Development of new techniques
As far back as 1995 scientific journals began to see papers detailing the scientific benefits of implementing AI, particularly in the clinical laboratory, as techniques such as image recognition can be employed to make scientist’s jobs quicker and easier.
A paper from Place et al in 1995, Use of artificial intelligence in analytical systems for the clinical laboratory states: ‘The incorporation of information-processing technology into analytical systems in the form of standard computing software has recently been advanced by the introduction of AI, both as expert systems and as neural networks.
‘AI is characterised by its ability to deal with incomplete and imprecise information and to accumulate knowledge. Expert systems, building on standard computing techniques, depend heavily on the domain experts and knowledge engineers that have programmed them to represent the real world. Neural networks are intended to emulate the pattern-recognition and parallel processing capabilities of the human brain, and are taught rather than programmed. The future may lie in a combination of the recognition ability of the neural network and the rationalisation capability of the expert system.’
New approaches to science
In the laboratory, improvements in instrumental systems, data management and data integrity and standardisation are opening up new possibilities for scientists and researchers to make use of AI and ML.
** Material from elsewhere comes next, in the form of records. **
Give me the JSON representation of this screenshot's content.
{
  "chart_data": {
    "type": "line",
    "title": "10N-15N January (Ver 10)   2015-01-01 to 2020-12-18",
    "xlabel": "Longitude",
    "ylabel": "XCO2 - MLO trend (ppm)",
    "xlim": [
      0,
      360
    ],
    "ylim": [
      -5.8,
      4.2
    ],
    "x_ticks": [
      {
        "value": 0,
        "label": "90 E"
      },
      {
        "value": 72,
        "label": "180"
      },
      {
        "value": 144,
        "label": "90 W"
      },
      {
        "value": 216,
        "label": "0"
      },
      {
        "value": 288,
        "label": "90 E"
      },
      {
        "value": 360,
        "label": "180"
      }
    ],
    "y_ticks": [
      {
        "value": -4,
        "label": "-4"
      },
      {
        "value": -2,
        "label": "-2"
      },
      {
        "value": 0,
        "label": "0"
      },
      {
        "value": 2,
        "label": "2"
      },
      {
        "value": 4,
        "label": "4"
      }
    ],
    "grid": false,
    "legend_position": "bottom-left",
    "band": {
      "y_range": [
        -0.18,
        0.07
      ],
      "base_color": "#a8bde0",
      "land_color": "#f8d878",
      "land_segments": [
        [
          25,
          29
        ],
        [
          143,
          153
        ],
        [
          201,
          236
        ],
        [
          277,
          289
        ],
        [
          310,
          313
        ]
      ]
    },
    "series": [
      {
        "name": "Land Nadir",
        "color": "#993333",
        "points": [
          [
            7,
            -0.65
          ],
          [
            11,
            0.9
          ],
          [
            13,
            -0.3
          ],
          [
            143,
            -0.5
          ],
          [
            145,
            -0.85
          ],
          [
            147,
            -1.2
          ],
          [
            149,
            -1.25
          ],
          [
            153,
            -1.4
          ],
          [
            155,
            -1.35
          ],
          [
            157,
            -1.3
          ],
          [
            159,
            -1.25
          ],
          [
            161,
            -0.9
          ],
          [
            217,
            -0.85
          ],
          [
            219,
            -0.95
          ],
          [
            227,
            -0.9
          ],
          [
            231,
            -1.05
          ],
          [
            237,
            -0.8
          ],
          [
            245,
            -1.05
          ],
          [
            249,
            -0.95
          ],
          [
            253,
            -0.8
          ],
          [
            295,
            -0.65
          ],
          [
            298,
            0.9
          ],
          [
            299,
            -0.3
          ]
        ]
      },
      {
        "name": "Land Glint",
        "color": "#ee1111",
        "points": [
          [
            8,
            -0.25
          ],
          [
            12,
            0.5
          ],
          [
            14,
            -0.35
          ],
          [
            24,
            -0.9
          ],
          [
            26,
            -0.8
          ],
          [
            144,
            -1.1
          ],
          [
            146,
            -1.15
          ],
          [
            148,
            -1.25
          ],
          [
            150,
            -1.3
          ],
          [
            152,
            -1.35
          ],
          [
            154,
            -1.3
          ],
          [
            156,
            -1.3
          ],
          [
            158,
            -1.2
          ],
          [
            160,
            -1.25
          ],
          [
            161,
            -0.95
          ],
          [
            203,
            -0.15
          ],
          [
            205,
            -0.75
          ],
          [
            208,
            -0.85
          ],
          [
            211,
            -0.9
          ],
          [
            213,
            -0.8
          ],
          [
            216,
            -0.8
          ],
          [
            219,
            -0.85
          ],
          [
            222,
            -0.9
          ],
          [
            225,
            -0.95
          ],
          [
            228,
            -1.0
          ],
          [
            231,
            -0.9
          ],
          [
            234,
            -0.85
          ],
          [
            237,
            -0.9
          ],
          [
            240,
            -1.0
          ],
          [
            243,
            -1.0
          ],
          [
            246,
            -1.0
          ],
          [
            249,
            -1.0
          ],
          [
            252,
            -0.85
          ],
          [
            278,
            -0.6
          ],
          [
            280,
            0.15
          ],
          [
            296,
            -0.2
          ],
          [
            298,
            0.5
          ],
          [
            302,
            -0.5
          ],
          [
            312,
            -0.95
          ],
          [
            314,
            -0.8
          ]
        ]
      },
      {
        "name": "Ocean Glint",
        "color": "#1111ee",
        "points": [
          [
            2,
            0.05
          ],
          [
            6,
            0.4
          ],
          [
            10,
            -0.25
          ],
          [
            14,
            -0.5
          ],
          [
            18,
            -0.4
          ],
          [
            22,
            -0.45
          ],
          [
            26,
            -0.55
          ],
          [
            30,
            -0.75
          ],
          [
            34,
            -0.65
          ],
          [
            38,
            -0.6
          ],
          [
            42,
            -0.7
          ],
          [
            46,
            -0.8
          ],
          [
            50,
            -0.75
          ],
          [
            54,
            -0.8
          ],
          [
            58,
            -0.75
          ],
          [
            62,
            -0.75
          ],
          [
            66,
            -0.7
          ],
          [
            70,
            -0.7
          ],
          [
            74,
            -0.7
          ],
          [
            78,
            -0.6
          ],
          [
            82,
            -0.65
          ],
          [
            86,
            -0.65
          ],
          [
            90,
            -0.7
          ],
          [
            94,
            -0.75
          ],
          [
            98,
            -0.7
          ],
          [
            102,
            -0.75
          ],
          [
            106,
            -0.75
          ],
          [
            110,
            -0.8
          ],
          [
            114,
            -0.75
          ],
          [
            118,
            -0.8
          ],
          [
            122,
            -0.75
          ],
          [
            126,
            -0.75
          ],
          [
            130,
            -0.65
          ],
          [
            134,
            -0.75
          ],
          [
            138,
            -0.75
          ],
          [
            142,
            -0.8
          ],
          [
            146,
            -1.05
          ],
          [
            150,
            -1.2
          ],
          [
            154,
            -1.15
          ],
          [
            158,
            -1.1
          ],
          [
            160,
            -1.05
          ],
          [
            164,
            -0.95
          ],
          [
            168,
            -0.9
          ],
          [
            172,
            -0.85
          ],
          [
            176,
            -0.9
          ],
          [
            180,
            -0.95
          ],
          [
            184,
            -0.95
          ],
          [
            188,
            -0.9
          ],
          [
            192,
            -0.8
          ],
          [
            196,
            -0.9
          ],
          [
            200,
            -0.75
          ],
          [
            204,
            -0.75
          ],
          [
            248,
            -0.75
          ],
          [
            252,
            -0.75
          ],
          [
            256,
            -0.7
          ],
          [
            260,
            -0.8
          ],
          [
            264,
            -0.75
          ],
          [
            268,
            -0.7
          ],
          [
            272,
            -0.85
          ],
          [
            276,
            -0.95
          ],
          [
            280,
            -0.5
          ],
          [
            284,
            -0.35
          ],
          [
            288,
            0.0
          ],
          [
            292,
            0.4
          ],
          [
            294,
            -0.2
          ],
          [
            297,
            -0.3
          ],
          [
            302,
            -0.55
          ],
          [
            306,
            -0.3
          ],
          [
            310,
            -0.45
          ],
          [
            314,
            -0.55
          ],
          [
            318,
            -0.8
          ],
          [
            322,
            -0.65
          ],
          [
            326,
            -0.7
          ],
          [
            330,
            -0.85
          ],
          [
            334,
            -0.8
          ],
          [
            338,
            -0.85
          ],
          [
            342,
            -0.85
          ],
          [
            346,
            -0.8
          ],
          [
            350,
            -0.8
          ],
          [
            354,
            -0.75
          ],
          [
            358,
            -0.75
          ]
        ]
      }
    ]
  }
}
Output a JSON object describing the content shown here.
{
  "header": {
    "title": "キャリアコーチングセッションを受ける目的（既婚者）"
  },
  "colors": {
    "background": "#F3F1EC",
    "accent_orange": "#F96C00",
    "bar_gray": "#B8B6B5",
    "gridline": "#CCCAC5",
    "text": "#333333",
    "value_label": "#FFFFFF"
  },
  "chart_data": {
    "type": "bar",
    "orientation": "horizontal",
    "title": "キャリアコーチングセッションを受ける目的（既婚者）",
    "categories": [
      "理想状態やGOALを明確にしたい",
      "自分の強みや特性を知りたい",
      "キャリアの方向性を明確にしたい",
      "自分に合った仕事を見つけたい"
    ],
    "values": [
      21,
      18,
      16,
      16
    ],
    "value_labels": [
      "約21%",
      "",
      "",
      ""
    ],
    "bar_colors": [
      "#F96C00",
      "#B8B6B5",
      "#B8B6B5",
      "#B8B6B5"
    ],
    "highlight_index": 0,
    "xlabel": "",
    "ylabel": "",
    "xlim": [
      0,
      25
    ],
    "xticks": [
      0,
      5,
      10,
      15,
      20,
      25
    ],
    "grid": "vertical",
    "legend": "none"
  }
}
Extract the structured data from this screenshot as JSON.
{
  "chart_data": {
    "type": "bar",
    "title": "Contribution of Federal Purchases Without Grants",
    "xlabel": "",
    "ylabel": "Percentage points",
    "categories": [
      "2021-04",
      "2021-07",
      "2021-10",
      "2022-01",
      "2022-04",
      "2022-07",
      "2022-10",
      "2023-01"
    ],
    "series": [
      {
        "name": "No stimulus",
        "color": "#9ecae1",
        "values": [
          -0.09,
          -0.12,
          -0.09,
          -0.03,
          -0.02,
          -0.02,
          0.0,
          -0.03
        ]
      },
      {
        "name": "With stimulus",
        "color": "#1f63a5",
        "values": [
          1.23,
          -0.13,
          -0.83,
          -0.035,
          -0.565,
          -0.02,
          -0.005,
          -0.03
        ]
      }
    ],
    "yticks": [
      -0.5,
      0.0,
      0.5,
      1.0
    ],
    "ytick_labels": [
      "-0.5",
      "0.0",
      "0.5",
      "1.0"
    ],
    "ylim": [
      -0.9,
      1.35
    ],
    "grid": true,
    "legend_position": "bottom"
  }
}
The Pistoia Alliance has a useful list of AI and DL papers, links and articles to further expand the knowledge base for scientists who want to adopt AI and ML into their workflows. This can be used as a starting point for those who want to begin using AI, or for scientists who want guidance on the type of workflows that are already being seen in the laboratory today.
Examples can be found covering pharmaceutical research, medicine and healthcare, but the potential for AI goes beyond just these disciplines. Predictive analytics, for example, is one tool that the Pistoia Alliance is using to better understand laboratory instruments and how they might fail over time.
A paper from last June published in Nature from Almeida et al: Synthetic organic chemistry driven by artificial intelligence notes that ‘By examining the underlying concepts, we aim to demystify AI for bench chemists in order that they may embrace it as a tool, rather than fear it as a competitor, spur future research by pinpointing the gaps in knowledge, and delineate how chemical AI will run in the era of digital chemistry.
With the right data management strategies and careful consideration of metadata, how to best store data so that it can be used in future AI and ML workflows is essential to the pursuit of AI in the laboratory. Utilising technologies such as LIMS and ELN enables lab users to catalogue data, providing context and instrument parameters that can then be fed into AI or ML systems. Without the correct data or with mismatched data types, AI and ML will not be possible, or at the very least, could provide undue bias trying to compare data from disparate sources.